—"Wow, easy Diss, did you just have Optimus Prime, Commander of the Autobots say that the only way to end this war was to smoke the Kaaba?(1)"
—"Ouais, I suppose so."
—"And do you mean that, like, literally?"
—"Of course not. Yet."
After all, this is an interesting piece of historical architecture that offers a certain value as a tourist attraction. Now that under the combined efforts of the Three Musketeers of Global Warming, Al "Arnie" Gore, Nicolas Sarkozy and Kevin Rudd, the Planet will make the big switch from Oil to Carrot Juice, the Saudis — who, despite being at the receiving end of History's biggest transfer of wealth without lifting a finger, never managed to reinvest the petrodollars cash flow in the development of their own economy — will have to find another source of revenue(2), and they will need any resource they can get.
Having said that, I remember reading a few years ago how the Israelis finally managed to bring the Egyptian leadership to their senses by pointing out, confidentially, how that big huge Aswan Dam looked quite fragile from an Air Force point of view, and how, if that dam was to meet with a few tons of falling explosive ordnance, all of Egypt's infrastructure and habitations would share a rather wet similarity with the legendary city of Atlantis.
This, as the article contended, put an end to Egyptian belligerence towards Israel.
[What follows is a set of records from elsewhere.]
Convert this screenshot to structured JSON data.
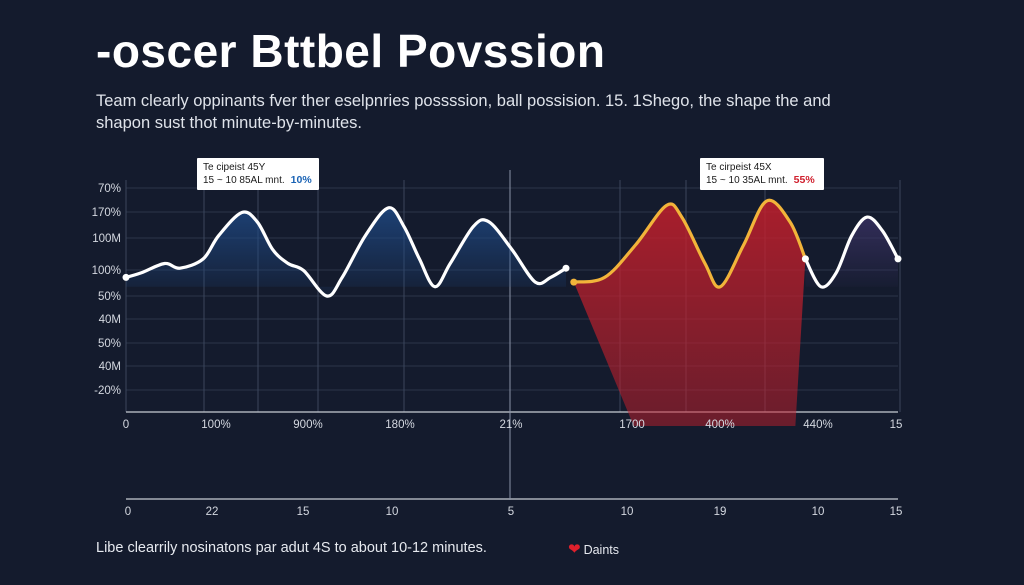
{
  "page": {
    "title": "-oscer Bttbel Povssion",
    "subtitle": "Team clearly oppinants fver ther eselpnries possssion, ball possision. 15. 1Shego, the shape the and shapon sust thot minute-by-minutes.",
    "footer": "Libe clearrily nosinatons par adut 4S to about 10-12 minutes.",
    "legend_label": "Daints"
  },
  "colors": {
    "background": "#141b2d",
    "grid": "#3b465c",
    "line": "#ffffff",
    "highlight_line": "#f2b43a",
    "highlight_fill": "#c21f2c",
    "blue_fill": "#1f4a86",
    "purple_fill": "#3a3264",
    "tooltip_blue": "#1a63b5",
    "tooltip_red": "#d0202e"
  },
  "tooltips": [
    {
      "title": "Te cipeist 45Y",
      "detail": "15  ~  10 85AL mnt.",
      "value": "10%"
    },
    {
      "title": "Te cirpeist 45X",
      "detail": "15  ~  10 35AL mnt.",
      "value": "55%"
    }
  ],
  "chart_data": {
    "type": "line",
    "title": "-oscer Bttbel Povssion",
    "y_tick_labels": [
      "70%",
      "170%",
      "100M",
      "100%",
      "50%",
      "40M",
      "50%",
      "40M",
      "-20%"
    ],
    "x_tick_labels_top": [
      "0",
      "100%",
      "900%",
      "180%",
      "21%",
      "1700",
      "400%",
      "440%",
      "15"
    ],
    "x_tick_labels_bottom": [
      "0",
      "22",
      "15",
      "10",
      "5",
      "10",
      "19",
      "10",
      "15"
    ],
    "x_range": [
      0,
      100
    ],
    "y_range": [
      -20,
      80
    ],
    "series": [
      {
        "name": "left",
        "color": "white",
        "points": [
          [
            0,
            38
          ],
          [
            2,
            40
          ],
          [
            5,
            44
          ],
          [
            7,
            42
          ],
          [
            10,
            46
          ],
          [
            12,
            56
          ],
          [
            15,
            66
          ],
          [
            17,
            62
          ],
          [
            19,
            50
          ],
          [
            21,
            44
          ],
          [
            23,
            41
          ],
          [
            26,
            30
          ],
          [
            28,
            38
          ],
          [
            31,
            56
          ],
          [
            34,
            68
          ],
          [
            36,
            60
          ],
          [
            38,
            46
          ],
          [
            40,
            34
          ],
          [
            42,
            44
          ],
          [
            45,
            60
          ],
          [
            47,
            62
          ],
          [
            50,
            50
          ],
          [
            53,
            36
          ],
          [
            55,
            38
          ],
          [
            57,
            42
          ]
        ]
      },
      {
        "name": "middle",
        "color": "orange",
        "points": [
          [
            58,
            36
          ],
          [
            62,
            38
          ],
          [
            66,
            52
          ],
          [
            70,
            69
          ],
          [
            72,
            64
          ],
          [
            75,
            44
          ],
          [
            77,
            34
          ],
          [
            80,
            52
          ],
          [
            83,
            71
          ],
          [
            86,
            62
          ],
          [
            88,
            46
          ]
        ]
      },
      {
        "name": "right",
        "color": "white",
        "points": [
          [
            88,
            46
          ],
          [
            90,
            34
          ],
          [
            92,
            40
          ],
          [
            94,
            56
          ],
          [
            96,
            64
          ],
          [
            98,
            58
          ],
          [
            100,
            46
          ]
        ]
      }
    ]
  }
}
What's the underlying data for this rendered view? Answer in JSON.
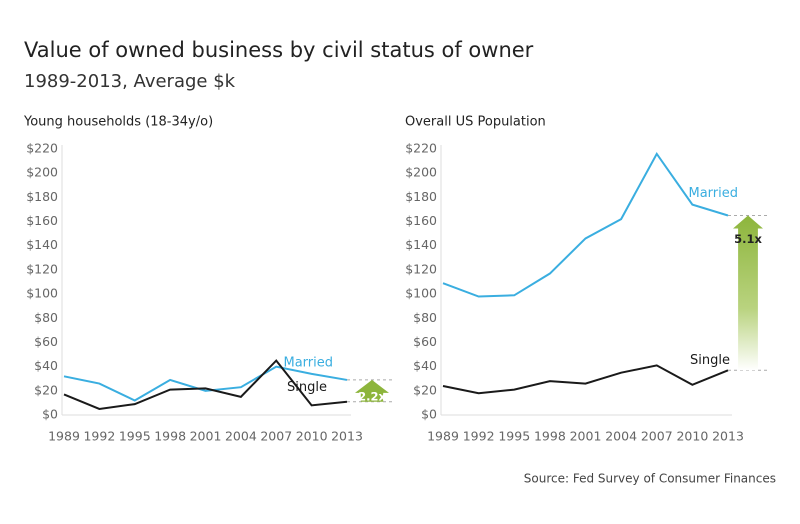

This might be just an urban myth, I honestly don't know, but I find the concept quite compelling. Broadcast a message to both radical and moderate Muslims, and let them know that if anything — nuke or not — should happen to one of our cities and people again, or if they let anything happen or do not work hard enough towards rooting out the radicals(3), then without warning or apology that big black cube over there is just smoking history — possibly glowing the color of Islam(4) at night.
Just for a start.
Oh and Transformers was a surprisingly good entertainment, totally devoid of the usual anti-American and anti-military junk that comes out of Hollywood these days, and even going, for once, in the right way: it was very refreshing to see a Rumsfeld-like Secretary of Defense character, interpreted by John Voight, talking about US Marines and saying that for these guys "losing was not an option".